Across Protocol is going private, and ACX holders are faced with an interesting choice. The team proposes to dissolve the DAO structure and convert into a traditional American C-corporation called AcrossCo. The idea is that a standard corporate structure makes it easier for institutional partners to collaborate and sign contracts.



The market responded quite enthusiastically to this proposal. ACX surged significantly after the plan was announced, although the price is now hovering around $0.04. Token holders have two options: exchange their ACX for shares in the new company at a 1:1 ratio, or sell their tokens for USDC at $0.04375. This buyout price is a 25% premium over the average trading price before the proposal went live.

What’s interesting is that many traders seem to be betting on that premium opportunity or believe the stock option will be more valuable. Trading volume was extremely high, showing how much speculation surrounds this proposal. For comparison: Bitcoin is currently trading flat, so this is truly an Across story.

How does it work in practice? Token holders with more than 5 million ACX can directly convert to shares. Those with less can participate through an SPV structure with a minimum of about 250,000 ACX. Everyone gets the same 1:1 ratio, so no distinction between large and small holders. Those who don’t want to participate will receive the USDC buyout at a premium.

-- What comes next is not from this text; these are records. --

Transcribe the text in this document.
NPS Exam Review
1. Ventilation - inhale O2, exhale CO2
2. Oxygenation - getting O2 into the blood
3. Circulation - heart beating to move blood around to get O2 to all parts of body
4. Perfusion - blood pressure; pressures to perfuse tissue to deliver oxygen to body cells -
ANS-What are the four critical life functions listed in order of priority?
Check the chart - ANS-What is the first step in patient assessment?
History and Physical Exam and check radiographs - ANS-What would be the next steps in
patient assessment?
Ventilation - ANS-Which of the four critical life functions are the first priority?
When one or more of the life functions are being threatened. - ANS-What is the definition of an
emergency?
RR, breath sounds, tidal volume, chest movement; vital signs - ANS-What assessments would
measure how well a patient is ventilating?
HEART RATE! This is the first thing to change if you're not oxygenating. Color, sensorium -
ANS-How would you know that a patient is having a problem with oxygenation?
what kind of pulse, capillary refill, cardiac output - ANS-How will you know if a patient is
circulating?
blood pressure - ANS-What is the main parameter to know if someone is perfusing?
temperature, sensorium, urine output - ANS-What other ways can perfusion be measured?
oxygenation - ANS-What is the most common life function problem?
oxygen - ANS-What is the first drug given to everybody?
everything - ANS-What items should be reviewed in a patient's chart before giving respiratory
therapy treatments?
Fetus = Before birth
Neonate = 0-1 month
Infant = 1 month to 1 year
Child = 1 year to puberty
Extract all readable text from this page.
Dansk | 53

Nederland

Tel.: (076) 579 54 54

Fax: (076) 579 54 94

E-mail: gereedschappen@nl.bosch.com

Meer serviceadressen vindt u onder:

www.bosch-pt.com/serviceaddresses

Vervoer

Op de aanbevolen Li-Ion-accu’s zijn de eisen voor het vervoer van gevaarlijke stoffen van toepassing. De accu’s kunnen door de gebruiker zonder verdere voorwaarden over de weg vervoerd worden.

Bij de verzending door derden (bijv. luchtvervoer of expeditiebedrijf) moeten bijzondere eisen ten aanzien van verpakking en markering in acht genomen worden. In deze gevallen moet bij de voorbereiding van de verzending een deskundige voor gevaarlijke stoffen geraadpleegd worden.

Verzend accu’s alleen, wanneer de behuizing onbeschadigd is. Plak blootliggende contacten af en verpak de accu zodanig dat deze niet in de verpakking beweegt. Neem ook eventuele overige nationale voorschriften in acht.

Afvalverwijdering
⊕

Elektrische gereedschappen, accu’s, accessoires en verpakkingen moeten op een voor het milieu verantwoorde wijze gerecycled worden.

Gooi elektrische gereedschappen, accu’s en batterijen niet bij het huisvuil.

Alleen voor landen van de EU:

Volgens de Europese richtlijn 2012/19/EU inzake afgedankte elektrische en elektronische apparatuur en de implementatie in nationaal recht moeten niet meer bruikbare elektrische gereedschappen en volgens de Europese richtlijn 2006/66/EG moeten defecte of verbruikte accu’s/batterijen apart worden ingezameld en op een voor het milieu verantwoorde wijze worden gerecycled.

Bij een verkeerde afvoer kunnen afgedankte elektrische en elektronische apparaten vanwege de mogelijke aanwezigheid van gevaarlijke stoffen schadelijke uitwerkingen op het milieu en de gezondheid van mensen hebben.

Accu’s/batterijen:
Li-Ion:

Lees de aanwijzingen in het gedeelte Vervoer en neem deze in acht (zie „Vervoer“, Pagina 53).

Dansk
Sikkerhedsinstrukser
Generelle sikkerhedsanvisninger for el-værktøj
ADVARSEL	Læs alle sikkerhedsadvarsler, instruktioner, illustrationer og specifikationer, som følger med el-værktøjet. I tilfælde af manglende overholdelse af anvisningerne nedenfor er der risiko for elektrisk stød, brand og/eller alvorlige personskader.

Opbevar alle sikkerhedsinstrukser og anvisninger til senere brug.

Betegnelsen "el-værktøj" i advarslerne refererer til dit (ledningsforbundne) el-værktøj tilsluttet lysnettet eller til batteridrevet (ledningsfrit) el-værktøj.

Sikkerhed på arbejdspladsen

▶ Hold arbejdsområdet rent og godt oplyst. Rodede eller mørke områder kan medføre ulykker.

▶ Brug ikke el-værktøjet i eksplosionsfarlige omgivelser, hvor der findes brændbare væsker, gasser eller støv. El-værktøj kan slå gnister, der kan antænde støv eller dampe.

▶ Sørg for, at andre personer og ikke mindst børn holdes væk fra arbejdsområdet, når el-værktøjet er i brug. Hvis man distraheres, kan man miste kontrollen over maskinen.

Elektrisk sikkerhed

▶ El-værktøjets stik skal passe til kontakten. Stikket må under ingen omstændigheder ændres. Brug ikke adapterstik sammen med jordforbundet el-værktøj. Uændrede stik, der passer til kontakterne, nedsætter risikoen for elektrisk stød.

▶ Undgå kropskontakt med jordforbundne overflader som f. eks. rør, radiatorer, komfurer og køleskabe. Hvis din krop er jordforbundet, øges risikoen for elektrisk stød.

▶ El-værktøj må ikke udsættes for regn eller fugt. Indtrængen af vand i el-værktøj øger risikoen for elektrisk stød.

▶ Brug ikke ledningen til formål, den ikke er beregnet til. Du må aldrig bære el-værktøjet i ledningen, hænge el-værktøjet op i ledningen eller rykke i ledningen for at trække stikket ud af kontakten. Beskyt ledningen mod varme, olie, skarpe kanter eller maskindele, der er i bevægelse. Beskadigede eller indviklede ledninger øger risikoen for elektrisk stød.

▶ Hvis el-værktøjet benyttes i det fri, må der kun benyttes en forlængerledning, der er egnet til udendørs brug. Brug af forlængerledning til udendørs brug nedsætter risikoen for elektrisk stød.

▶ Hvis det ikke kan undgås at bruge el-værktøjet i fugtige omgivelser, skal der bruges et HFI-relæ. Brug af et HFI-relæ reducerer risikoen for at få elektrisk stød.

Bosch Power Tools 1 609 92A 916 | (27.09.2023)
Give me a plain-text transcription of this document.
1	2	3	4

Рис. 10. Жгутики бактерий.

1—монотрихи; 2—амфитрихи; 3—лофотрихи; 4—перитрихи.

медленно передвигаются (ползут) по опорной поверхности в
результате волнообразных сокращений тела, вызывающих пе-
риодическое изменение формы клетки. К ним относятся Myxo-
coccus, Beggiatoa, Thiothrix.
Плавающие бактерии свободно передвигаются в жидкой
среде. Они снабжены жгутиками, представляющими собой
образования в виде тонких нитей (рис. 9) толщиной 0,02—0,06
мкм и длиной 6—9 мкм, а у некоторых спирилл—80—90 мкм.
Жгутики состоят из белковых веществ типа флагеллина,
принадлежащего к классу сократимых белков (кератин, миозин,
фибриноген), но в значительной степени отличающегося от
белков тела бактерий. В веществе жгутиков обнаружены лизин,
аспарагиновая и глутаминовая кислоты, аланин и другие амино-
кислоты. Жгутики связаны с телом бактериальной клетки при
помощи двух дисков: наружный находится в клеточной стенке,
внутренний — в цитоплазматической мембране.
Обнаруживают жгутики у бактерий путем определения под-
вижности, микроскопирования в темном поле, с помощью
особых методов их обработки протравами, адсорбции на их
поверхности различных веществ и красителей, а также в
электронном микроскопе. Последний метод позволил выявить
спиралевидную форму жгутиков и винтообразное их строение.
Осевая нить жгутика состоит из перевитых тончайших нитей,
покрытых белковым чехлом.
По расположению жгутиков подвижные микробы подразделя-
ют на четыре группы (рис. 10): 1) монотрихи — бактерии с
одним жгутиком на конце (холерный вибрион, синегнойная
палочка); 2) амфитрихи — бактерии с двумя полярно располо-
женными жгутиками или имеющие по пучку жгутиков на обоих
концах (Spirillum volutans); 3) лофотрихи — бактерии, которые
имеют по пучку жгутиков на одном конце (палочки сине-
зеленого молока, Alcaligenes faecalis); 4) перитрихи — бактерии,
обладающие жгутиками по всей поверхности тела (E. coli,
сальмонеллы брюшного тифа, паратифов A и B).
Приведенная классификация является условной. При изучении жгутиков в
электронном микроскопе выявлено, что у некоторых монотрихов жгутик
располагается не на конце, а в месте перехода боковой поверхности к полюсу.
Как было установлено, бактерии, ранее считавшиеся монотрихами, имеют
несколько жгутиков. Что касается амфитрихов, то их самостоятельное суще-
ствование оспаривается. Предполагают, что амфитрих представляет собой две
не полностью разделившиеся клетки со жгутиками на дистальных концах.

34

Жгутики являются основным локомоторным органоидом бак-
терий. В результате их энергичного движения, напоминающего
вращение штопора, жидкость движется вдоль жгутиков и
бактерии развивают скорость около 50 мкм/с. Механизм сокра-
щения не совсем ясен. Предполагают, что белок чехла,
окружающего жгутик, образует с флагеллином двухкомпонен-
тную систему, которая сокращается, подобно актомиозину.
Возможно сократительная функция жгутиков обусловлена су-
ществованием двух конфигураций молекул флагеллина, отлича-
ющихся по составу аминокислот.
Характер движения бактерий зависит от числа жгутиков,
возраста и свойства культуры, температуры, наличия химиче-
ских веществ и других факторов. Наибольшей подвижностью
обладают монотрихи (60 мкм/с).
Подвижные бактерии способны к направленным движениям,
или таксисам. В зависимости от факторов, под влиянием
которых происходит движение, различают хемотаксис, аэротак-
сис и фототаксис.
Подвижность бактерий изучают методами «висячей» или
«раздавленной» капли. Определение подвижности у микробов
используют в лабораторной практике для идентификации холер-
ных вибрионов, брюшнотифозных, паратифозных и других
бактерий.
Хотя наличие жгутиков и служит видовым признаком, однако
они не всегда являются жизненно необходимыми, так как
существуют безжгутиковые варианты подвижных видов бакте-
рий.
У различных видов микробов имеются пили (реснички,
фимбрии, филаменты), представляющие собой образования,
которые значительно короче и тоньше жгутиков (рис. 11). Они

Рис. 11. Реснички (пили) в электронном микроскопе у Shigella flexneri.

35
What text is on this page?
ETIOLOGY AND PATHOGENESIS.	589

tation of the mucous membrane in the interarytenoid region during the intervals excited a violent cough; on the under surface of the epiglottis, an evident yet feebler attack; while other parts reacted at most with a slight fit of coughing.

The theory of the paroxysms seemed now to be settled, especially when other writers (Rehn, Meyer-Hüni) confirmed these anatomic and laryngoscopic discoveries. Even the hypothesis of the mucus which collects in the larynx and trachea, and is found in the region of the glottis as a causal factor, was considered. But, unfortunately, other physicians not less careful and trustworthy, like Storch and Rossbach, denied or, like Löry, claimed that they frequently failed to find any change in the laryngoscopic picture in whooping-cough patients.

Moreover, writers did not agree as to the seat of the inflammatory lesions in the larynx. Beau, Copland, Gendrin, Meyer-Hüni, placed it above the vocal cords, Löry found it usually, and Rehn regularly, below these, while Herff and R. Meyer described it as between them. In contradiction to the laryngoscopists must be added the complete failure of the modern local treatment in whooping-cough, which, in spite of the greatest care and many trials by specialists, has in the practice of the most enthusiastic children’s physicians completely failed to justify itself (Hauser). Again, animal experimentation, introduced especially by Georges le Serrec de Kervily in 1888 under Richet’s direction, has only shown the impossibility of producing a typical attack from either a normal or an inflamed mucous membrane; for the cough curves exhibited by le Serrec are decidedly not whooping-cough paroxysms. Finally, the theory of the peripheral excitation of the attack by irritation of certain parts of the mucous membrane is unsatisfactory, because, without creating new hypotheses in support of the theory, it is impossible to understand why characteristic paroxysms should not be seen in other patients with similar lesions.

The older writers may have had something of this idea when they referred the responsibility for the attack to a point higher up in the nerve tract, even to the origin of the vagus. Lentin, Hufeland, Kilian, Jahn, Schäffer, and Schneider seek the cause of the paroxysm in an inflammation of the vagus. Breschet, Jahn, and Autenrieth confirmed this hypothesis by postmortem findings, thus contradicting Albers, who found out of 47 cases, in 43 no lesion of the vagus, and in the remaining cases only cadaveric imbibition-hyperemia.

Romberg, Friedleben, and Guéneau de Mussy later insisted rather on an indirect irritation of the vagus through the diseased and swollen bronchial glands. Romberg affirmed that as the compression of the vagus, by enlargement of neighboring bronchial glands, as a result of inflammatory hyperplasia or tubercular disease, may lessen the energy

The governance vote was scheduled for the end of March, so by now it should be clear whether this proposal will be approved. Risk Labs said that ACX is “significantly undervalued” and sees this as an opportunity to double down on Across.

The funny thing is that this is a pretty drastic step. For years, DeFi advocates argued that tokens and DAOs are better than traditional companies. Across is now essentially saying the opposite: that the token structure holds them back and that a C-corporation works better. That’s quite a moment for the DeFi community to reflect on.